Bir gün okuldan erken çıkmıştım, sanırım bir ya da iki dersim vardı. Biraz yürüyeyim dedim. Ayaklarım beni Kemeraltı’na getirmişti. Ben ara sokaklara girersem mutlaka kaybolurum orada. O yüzden biraz dikkatliyim, daha ortalık yerlerde dolaşıyorum. Şöyle şadırvanlı, çay bahçeli küçük bir meydan var. Orada da kırtasiyeciler, en sevdiğim… Bir tanesini gözüme kestirdim. Henüz dışarıya bütün kalemleri dizmemişlerdi, ben de içeridekilere bakayım dedim. İçeride gençten iki kişi malzemeleri çıkarıp diziyorlar. Biri sandalyeye çıkmış, öbürü masadan ona bir şeyler veriyor. Günaydın, kolay gelsin dedikten sonra “Hiç ihtiyacım yok ama bir kalem alacağım.” dedim. Şaşkınlıkla bakıştılar. “Siz çalışın, ben kalemleri biraz seyredeyim.” dedim. Ben kalemlere bakarken biri öbürüne alçak sesle ve Karadeniz ağzıyla “Delüdür.” dedi. Duymazlıktan geldim. Pahalı olmayan bir tükenmez kalemi seçtim ve parasını ödedim.

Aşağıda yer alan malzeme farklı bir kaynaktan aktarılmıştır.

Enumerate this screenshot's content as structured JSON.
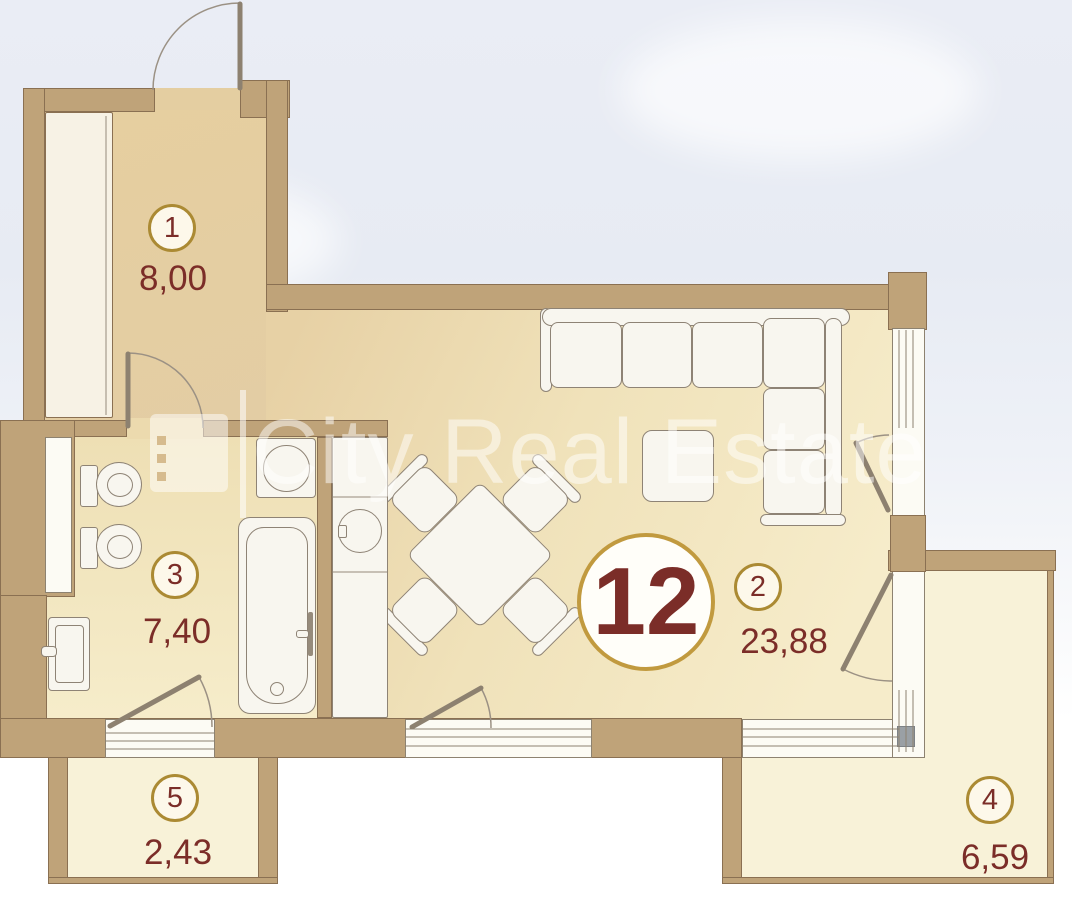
{
  "apartment": {
    "number": "12"
  },
  "watermark": {
    "text": "City Real Estate",
    "logo": "city-real-estate-logo"
  },
  "rooms": [
    {
      "number": "1",
      "area": "8,00"
    },
    {
      "number": "2",
      "area": "23,88"
    },
    {
      "number": "3",
      "area": "7,40"
    },
    {
      "number": "4",
      "area": "6,59"
    },
    {
      "number": "5",
      "area": "2,43"
    }
  ],
  "colors": {
    "wall_tan": "#bfa379",
    "wall_outline": "#8a7052",
    "accent_gold": "#ab8a33",
    "badge_gold": "#c19a3f",
    "label_maroon": "#7b2d28",
    "floor_hall": "#e5cfa2",
    "floor_living_light": "#f6ecca",
    "floor_balcony": "#f8f2d8",
    "window_white": "#fcfbf4"
  }
}
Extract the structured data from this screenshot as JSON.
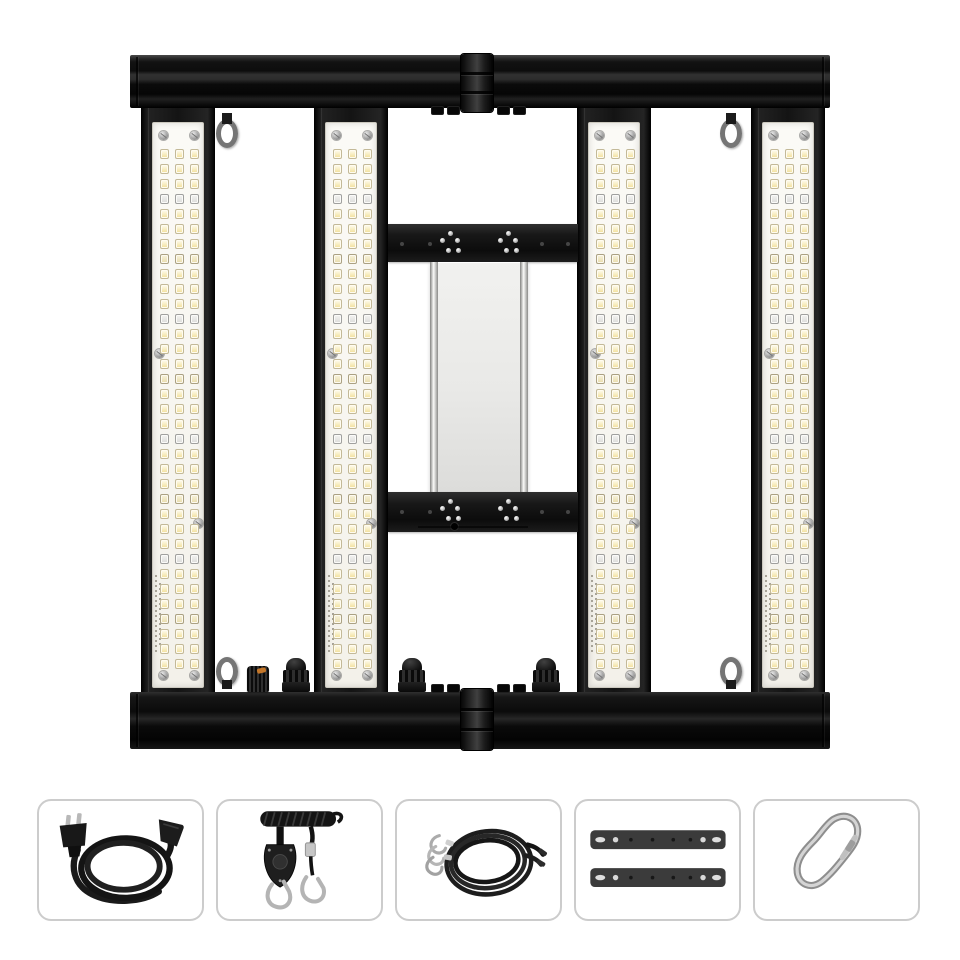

Çıkarken gülümsüyordum, evet deliydim, ben bir kalem delisiydim. Dolma kalem, tükenmez, kurşun, yerli, yabancı fark etmiyordu; hepsini delicesine seviyordum. İyi ki vardılar, onlar sayesinde ne yazarlar, ne şairler yetişmişti; onlar sayesinde ne romanlar, ne öyküler, ne şiirler okumuştuk.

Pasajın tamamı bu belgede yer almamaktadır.